Bu durum derin yaralar bıraktı. Almanya’nın imalat çıktısı, 2017’deki zirvesinden bu yana yüzde 14 düştü. Danışmanlık şirketi Ernst & Young’a göre sanayi sektörü 2019’dan bu yana işlerinin yaklaşık yüzde 5’ini kaybetti. Otomotiv sektörü ise aynı dönemde pozisyonlarının yaklaşık yüzde 13’ünü yitirdi. Baskıyı hisseden şirketlerden biri Herrenknecht. Aile şirketi olan bu firma, dünyanın en gelişmiş tünel açma makinelerinden bazılarını üretiyor ve işletiyor. Yüksekliği 19 metreye kadar çıkan bu kazıcılar, ilerlerken borular, kablolar ve kaplamalar döşeyebilen, en sert kayaları bile kemirerek ilerleyen minyatür fabrikalar gibi.
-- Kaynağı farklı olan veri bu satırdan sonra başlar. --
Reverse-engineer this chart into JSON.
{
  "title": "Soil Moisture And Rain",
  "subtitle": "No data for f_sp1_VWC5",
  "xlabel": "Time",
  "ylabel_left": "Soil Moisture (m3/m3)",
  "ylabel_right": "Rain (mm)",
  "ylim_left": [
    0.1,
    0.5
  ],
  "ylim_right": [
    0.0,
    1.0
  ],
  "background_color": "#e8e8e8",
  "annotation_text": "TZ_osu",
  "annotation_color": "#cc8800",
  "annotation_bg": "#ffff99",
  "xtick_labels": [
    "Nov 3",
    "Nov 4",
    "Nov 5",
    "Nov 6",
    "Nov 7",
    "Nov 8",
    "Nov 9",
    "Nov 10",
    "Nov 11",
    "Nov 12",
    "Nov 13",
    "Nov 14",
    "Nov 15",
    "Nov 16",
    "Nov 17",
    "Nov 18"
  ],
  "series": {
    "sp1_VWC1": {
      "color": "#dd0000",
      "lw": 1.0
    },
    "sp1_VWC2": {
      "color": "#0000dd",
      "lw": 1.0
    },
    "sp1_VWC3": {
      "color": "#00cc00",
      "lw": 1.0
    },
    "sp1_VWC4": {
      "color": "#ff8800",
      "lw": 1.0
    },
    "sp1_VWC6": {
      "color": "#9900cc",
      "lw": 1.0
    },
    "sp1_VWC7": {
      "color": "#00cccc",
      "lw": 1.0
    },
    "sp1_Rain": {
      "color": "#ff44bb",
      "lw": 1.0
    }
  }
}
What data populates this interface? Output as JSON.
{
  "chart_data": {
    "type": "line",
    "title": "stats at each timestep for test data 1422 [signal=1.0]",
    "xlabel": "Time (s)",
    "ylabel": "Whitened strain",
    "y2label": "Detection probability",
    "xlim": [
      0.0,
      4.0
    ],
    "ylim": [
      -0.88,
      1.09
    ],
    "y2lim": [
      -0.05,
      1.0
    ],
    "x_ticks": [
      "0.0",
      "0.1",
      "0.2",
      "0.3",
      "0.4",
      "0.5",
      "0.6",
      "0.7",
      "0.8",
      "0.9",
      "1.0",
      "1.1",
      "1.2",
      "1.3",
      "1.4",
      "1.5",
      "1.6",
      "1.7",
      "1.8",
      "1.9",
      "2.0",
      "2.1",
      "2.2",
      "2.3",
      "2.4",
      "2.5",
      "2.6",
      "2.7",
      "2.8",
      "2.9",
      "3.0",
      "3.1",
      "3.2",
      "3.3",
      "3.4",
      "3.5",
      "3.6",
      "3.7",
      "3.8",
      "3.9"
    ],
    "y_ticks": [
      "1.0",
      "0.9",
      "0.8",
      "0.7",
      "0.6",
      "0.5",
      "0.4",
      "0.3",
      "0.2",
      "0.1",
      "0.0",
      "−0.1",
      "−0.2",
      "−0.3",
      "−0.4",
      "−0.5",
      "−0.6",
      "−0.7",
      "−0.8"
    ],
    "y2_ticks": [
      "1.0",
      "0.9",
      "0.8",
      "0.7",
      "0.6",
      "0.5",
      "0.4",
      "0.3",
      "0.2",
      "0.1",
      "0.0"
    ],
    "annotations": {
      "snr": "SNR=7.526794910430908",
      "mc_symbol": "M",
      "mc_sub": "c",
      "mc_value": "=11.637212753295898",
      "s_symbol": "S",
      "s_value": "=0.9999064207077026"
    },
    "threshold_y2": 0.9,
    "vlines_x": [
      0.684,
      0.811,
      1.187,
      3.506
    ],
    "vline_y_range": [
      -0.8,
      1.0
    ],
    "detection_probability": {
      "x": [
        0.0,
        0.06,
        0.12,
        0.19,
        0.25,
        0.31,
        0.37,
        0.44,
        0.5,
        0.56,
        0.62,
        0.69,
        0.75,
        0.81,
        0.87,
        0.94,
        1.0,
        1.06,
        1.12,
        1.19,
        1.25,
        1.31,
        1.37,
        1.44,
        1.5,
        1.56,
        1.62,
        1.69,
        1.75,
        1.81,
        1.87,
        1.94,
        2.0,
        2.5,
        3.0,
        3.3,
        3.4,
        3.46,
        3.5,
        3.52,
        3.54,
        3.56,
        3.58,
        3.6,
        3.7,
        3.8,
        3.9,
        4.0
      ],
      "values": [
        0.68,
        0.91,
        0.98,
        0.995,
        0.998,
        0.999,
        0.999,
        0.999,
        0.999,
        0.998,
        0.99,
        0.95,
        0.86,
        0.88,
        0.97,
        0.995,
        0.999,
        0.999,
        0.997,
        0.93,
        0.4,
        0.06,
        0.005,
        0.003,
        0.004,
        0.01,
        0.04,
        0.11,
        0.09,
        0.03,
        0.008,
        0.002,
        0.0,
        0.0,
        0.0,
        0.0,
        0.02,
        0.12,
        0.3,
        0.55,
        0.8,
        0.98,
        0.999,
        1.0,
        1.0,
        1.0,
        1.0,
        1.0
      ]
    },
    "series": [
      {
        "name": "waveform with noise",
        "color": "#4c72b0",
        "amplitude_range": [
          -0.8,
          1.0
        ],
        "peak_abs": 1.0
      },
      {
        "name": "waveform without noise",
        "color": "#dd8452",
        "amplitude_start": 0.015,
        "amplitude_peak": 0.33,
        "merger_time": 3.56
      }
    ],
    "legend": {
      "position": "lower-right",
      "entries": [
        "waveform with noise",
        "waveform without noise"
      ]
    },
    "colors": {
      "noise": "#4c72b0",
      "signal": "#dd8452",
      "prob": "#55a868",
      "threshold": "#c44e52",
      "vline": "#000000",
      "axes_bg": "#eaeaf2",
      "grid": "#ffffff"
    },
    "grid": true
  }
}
Çin dünya gücü statüsüne yükselmeye başladığında, yerel yetkililer en büyük altyapı projeleri için Herrenknecht’e yönelmişti. Ancak bir dizi satın almanın ardından, Çinli rakipler bugün küresel pazara hakim durumda. Şirket sözcüsü Anja Heckendorf, “Özellikle devlet sübvansiyonlu Çinli tedarikçilerden gelen artan rekabet baskısı altındayız” dedi. Heckendorf’a göre şirket şimdi Hindistan gibi yeni pazarlara yöneliyor ve daha büyük ve daha karmaşık projelere odaklanıyor. Aynı zamanda Çinli rakiplere karşı antidamping soruşturmaları ve yerel tedarikçilere öncelik verecek “önce Avrupa” yaklaşımı çağrısında bulunuyor.